This month, RxTechExam proudly celebrates 15 years of supporting pharmacy technician education, workforce development, and certification readiness.
Over the years, we have worked with thousands of learners across the country. We have celebrated student successes, learned from challenges, listened to feedback, adapted to industry changes, and continued to grow alongside the pharmacy profession.
As we reflect on this milestone, we wanted to share some of the most important lessons we have learned during our journey.
1. Student success is not one size fits all.
Every learner comes with different backgrounds, responsibilities, learning styles, and challenges. Some students move quickly. Others need more time and support. True student success means meeting learners where they are and helping them move forward with confidence.
2. Accessibility matters.
Education should create opportunity, not barriers. Affordable, self paced, and flexible training allows more individuals to pursue careers in pharmacy and healthcare.
3. Confidence matters just as much as content.
Students often know more than they think they do. Encouragement, reassurance, and support play a critical role in helping learners succeed.
4. Certification changes lives.
National certification creates pathways to employment, advancement, confidence, and professional growth. For many learners, earning the CPhT credential becomes the beginning of a completely new chapter.
5. Feedback is one of the most valuable tools for growth.
Some of our greatest improvements have come directly from students. Listening to learner experiences helps us refine content, improve workflows, and strengthen the overall educational experience.
6. Workforce development requires partnerships.
The future of pharmacy depends on collaboration between educators, employers, healthcare systems, associations, and credentialing organizations. Strong partnerships create stronger outcomes for students and the profession.
7. Pharmacy technicians deserve advocacy.
Pharmacy technicians are essential to patient safety, workflow efficiency, and expanding access to care. The profession deserves continued recognition, investment, and support.
8. Slow learning often creates stronger outcomes.
One of the biggest lessons we have learned is that rushing through education rarely leads to long term success. Real understanding takes repetition, reflection, and practical application.
9. Technology should support human connection, not replace it.
Automation and digital education have transformed learning opportunities, but students still need mentorship, encouragement, and human support. Technology works best when it strengthens relationships rather than replacing them.
10. Students need structure and accountability.
Flexibility is important, but learners also benefit from clear expectations, pacing guidance, and encouragement to stay engaged.
11. The pharmacy profession continues to evolve rapidly.
From automation and AI to expanding technician responsibilities and changing regulations, pharmacy education must continuously adapt to support the needs of the profession.

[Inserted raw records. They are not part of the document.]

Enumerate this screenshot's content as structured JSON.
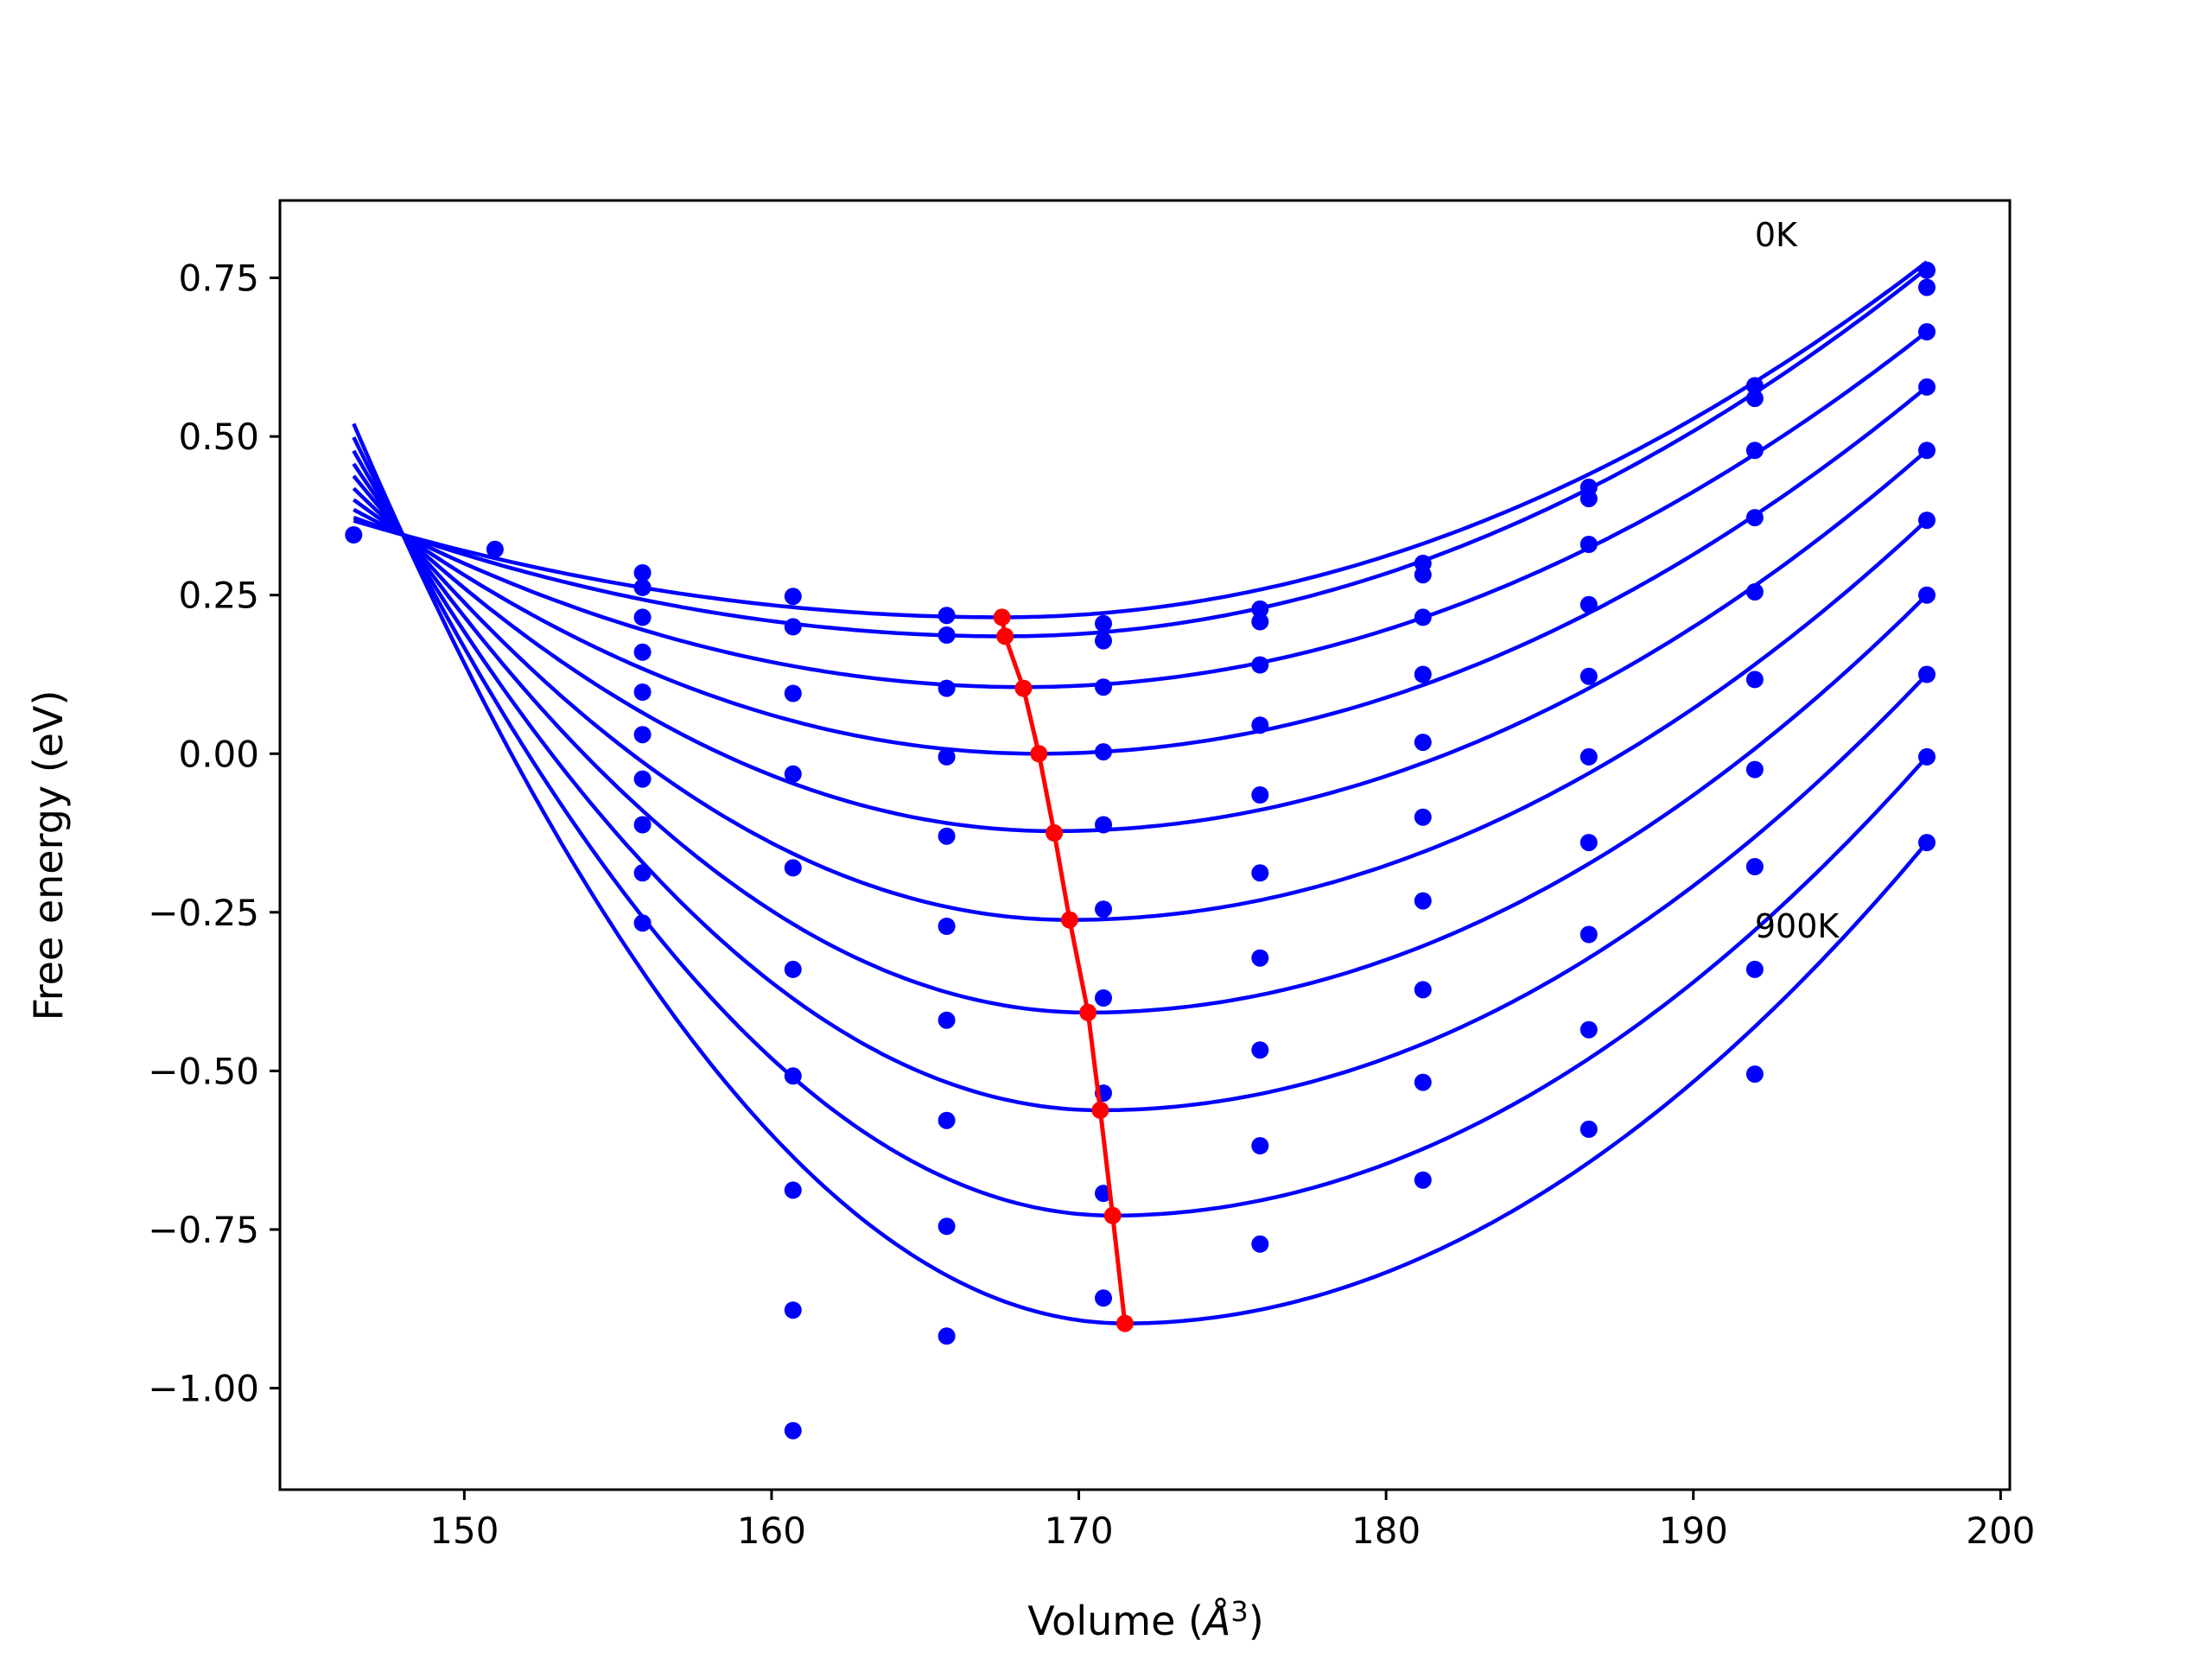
{
  "chart_data": {
    "type": "line",
    "title": "",
    "xlabel": "Volume (",
    "xlabel_unit": "Å",
    "xlabel_sup": "3",
    "xlabel_close": ")",
    "ylabel": "Free energy (eV)",
    "xlim": [
      144,
      200.3
    ],
    "ylim": [
      -1.16,
      0.872
    ],
    "xticks": [
      150,
      160,
      170,
      180,
      190,
      200
    ],
    "xtick_labels": [
      "150",
      "160",
      "170",
      "180",
      "190",
      "200"
    ],
    "yticks": [
      0.75,
      0.5,
      0.25,
      0.0,
      -0.25,
      -0.5,
      -0.75,
      -1.0
    ],
    "ytick_labels": [
      "0.75",
      "0.50",
      "0.25",
      "0.00",
      "−0.25",
      "−0.50",
      "−0.75",
      "−1.00"
    ],
    "grid": false,
    "legend": "none",
    "colors": {
      "fit_curves": "#0000ff",
      "data_points": "#0000ff",
      "minimum_path": "#ff0000"
    },
    "annotations": [
      {
        "text": "0K",
        "x": 192.0,
        "y": 0.8
      },
      {
        "text": "900K",
        "x": 192.0,
        "y": -0.29
      }
    ],
    "fit_curves": {
      "x_range": [
        146.4,
        197.6
      ],
      "pivot": {
        "x": 148.0,
        "y": 0.345
      },
      "curves": [
        {
          "min_x": 167.5,
          "min_y": 0.215,
          "end_y": 0.775
        },
        {
          "min_x": 167.6,
          "min_y": 0.185,
          "end_y": 0.765
        },
        {
          "min_x": 168.2,
          "min_y": 0.105,
          "end_y": 0.665
        },
        {
          "min_x": 168.7,
          "min_y": 0.0,
          "end_y": 0.578
        },
        {
          "min_x": 169.2,
          "min_y": -0.122,
          "end_y": 0.478
        },
        {
          "min_x": 169.7,
          "min_y": -0.262,
          "end_y": 0.368
        },
        {
          "min_x": 170.3,
          "min_y": -0.408,
          "end_y": 0.25
        },
        {
          "min_x": 170.7,
          "min_y": -0.562,
          "end_y": 0.125
        },
        {
          "min_x": 171.1,
          "min_y": -0.728,
          "end_y": -0.005
        },
        {
          "min_x": 171.5,
          "min_y": -0.898,
          "end_y": -0.14
        }
      ]
    },
    "data_points": [
      {
        "x": 146.4,
        "y": 0.345
      },
      {
        "x": 151.0,
        "y": 0.322
      },
      {
        "x": 155.8,
        "y": 0.285
      },
      {
        "x": 155.8,
        "y": 0.262
      },
      {
        "x": 155.8,
        "y": 0.215
      },
      {
        "x": 155.8,
        "y": 0.16
      },
      {
        "x": 155.8,
        "y": 0.097
      },
      {
        "x": 155.8,
        "y": 0.03
      },
      {
        "x": 155.8,
        "y": -0.04
      },
      {
        "x": 155.8,
        "y": -0.112
      },
      {
        "x": 155.8,
        "y": -0.188
      },
      {
        "x": 155.8,
        "y": -0.267
      },
      {
        "x": 160.7,
        "y": 0.248
      },
      {
        "x": 160.7,
        "y": 0.2
      },
      {
        "x": 160.7,
        "y": 0.095
      },
      {
        "x": 160.7,
        "y": -0.032
      },
      {
        "x": 160.7,
        "y": -0.18
      },
      {
        "x": 160.7,
        "y": -0.34
      },
      {
        "x": 160.7,
        "y": -0.508
      },
      {
        "x": 160.7,
        "y": -0.688
      },
      {
        "x": 160.7,
        "y": -0.877
      },
      {
        "x": 160.7,
        "y": -1.067
      },
      {
        "x": 165.7,
        "y": 0.218
      },
      {
        "x": 165.7,
        "y": 0.187
      },
      {
        "x": 165.7,
        "y": 0.103
      },
      {
        "x": 165.7,
        "y": -0.005
      },
      {
        "x": 165.7,
        "y": -0.13
      },
      {
        "x": 165.7,
        "y": -0.272
      },
      {
        "x": 165.7,
        "y": -0.42
      },
      {
        "x": 165.7,
        "y": -0.578
      },
      {
        "x": 165.7,
        "y": -0.745
      },
      {
        "x": 165.7,
        "y": -0.918
      },
      {
        "x": 170.8,
        "y": 0.205
      },
      {
        "x": 170.8,
        "y": 0.178
      },
      {
        "x": 170.8,
        "y": 0.105
      },
      {
        "x": 170.8,
        "y": 0.003
      },
      {
        "x": 170.8,
        "y": -0.112
      },
      {
        "x": 170.8,
        "y": -0.245
      },
      {
        "x": 170.8,
        "y": -0.385
      },
      {
        "x": 170.8,
        "y": -0.535
      },
      {
        "x": 170.8,
        "y": -0.693
      },
      {
        "x": 170.8,
        "y": -0.858
      },
      {
        "x": 175.9,
        "y": 0.228
      },
      {
        "x": 175.9,
        "y": 0.208
      },
      {
        "x": 175.9,
        "y": 0.14
      },
      {
        "x": 175.9,
        "y": 0.045
      },
      {
        "x": 175.9,
        "y": -0.065
      },
      {
        "x": 175.9,
        "y": -0.188
      },
      {
        "x": 175.9,
        "y": -0.322
      },
      {
        "x": 175.9,
        "y": -0.467
      },
      {
        "x": 175.9,
        "y": -0.618
      },
      {
        "x": 175.9,
        "y": -0.773
      },
      {
        "x": 181.2,
        "y": 0.3
      },
      {
        "x": 181.2,
        "y": 0.282
      },
      {
        "x": 181.2,
        "y": 0.215
      },
      {
        "x": 181.2,
        "y": 0.125
      },
      {
        "x": 181.2,
        "y": 0.018
      },
      {
        "x": 181.2,
        "y": -0.1
      },
      {
        "x": 181.2,
        "y": -0.232
      },
      {
        "x": 181.2,
        "y": -0.372
      },
      {
        "x": 181.2,
        "y": -0.518
      },
      {
        "x": 181.2,
        "y": -0.672
      },
      {
        "x": 186.6,
        "y": 0.42
      },
      {
        "x": 186.6,
        "y": 0.402
      },
      {
        "x": 186.6,
        "y": 0.33
      },
      {
        "x": 186.6,
        "y": 0.235
      },
      {
        "x": 186.6,
        "y": 0.122
      },
      {
        "x": 186.6,
        "y": -0.005
      },
      {
        "x": 186.6,
        "y": -0.14
      },
      {
        "x": 186.6,
        "y": -0.285
      },
      {
        "x": 186.6,
        "y": -0.435
      },
      {
        "x": 186.6,
        "y": -0.592
      },
      {
        "x": 192.0,
        "y": 0.58
      },
      {
        "x": 192.0,
        "y": 0.56
      },
      {
        "x": 192.0,
        "y": 0.478
      },
      {
        "x": 192.0,
        "y": 0.372
      },
      {
        "x": 192.0,
        "y": 0.255
      },
      {
        "x": 192.0,
        "y": 0.117
      },
      {
        "x": 192.0,
        "y": -0.025
      },
      {
        "x": 192.0,
        "y": -0.178
      },
      {
        "x": 192.0,
        "y": -0.34
      },
      {
        "x": 192.0,
        "y": -0.505
      },
      {
        "x": 197.6,
        "y": 0.762
      },
      {
        "x": 197.6,
        "y": 0.735
      },
      {
        "x": 197.6,
        "y": 0.665
      },
      {
        "x": 197.6,
        "y": 0.578
      },
      {
        "x": 197.6,
        "y": 0.478
      },
      {
        "x": 197.6,
        "y": 0.368
      },
      {
        "x": 197.6,
        "y": 0.25
      },
      {
        "x": 197.6,
        "y": 0.125
      },
      {
        "x": 197.6,
        "y": -0.005
      },
      {
        "x": 197.6,
        "y": -0.14
      }
    ],
    "minimum_path": [
      {
        "x": 167.5,
        "y": 0.215
      },
      {
        "x": 167.6,
        "y": 0.185
      },
      {
        "x": 168.2,
        "y": 0.103
      },
      {
        "x": 168.7,
        "y": 0.0
      },
      {
        "x": 169.2,
        "y": -0.125
      },
      {
        "x": 169.7,
        "y": -0.262
      },
      {
        "x": 170.3,
        "y": -0.408
      },
      {
        "x": 170.7,
        "y": -0.562
      },
      {
        "x": 171.1,
        "y": -0.728
      },
      {
        "x": 171.5,
        "y": -0.898
      }
    ]
  }
}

12. Career pathways start earlier than people realize.
We have seen incredible momentum through high schools, CTE programs, workforce initiatives, and healthcare partnerships introducing students to pharmacy careers earlier than ever before.
13. Advocacy shapes the future of the profession.
Legislation, state regulations, credentialing standards, and professional organizations all play a role in creating opportunities for pharmacy technicians and strengthening workforce pipelines.
14. Success is about more than passing an exam.
Passing the PTCE is important, but true success includes building confidence, professionalism, critical thinking skills, and long term career opportunities.
15. When you invest in people, you strengthen the profession.
This may be the greatest lesson of all. Every student supported, every partnership developed, every learner encouraged, and every pharmacy professional empowered contributes to a stronger future for healthcare.
As we celebrate 15 years of RxTechExam, we remain deeply grateful to our students, alumni, educators, partners, pharmacy professionals, and supporters across the country.
Thank you for being part of this journey.
The pharmacy profession continues to evolve, and we are honored to continue growing alongside it.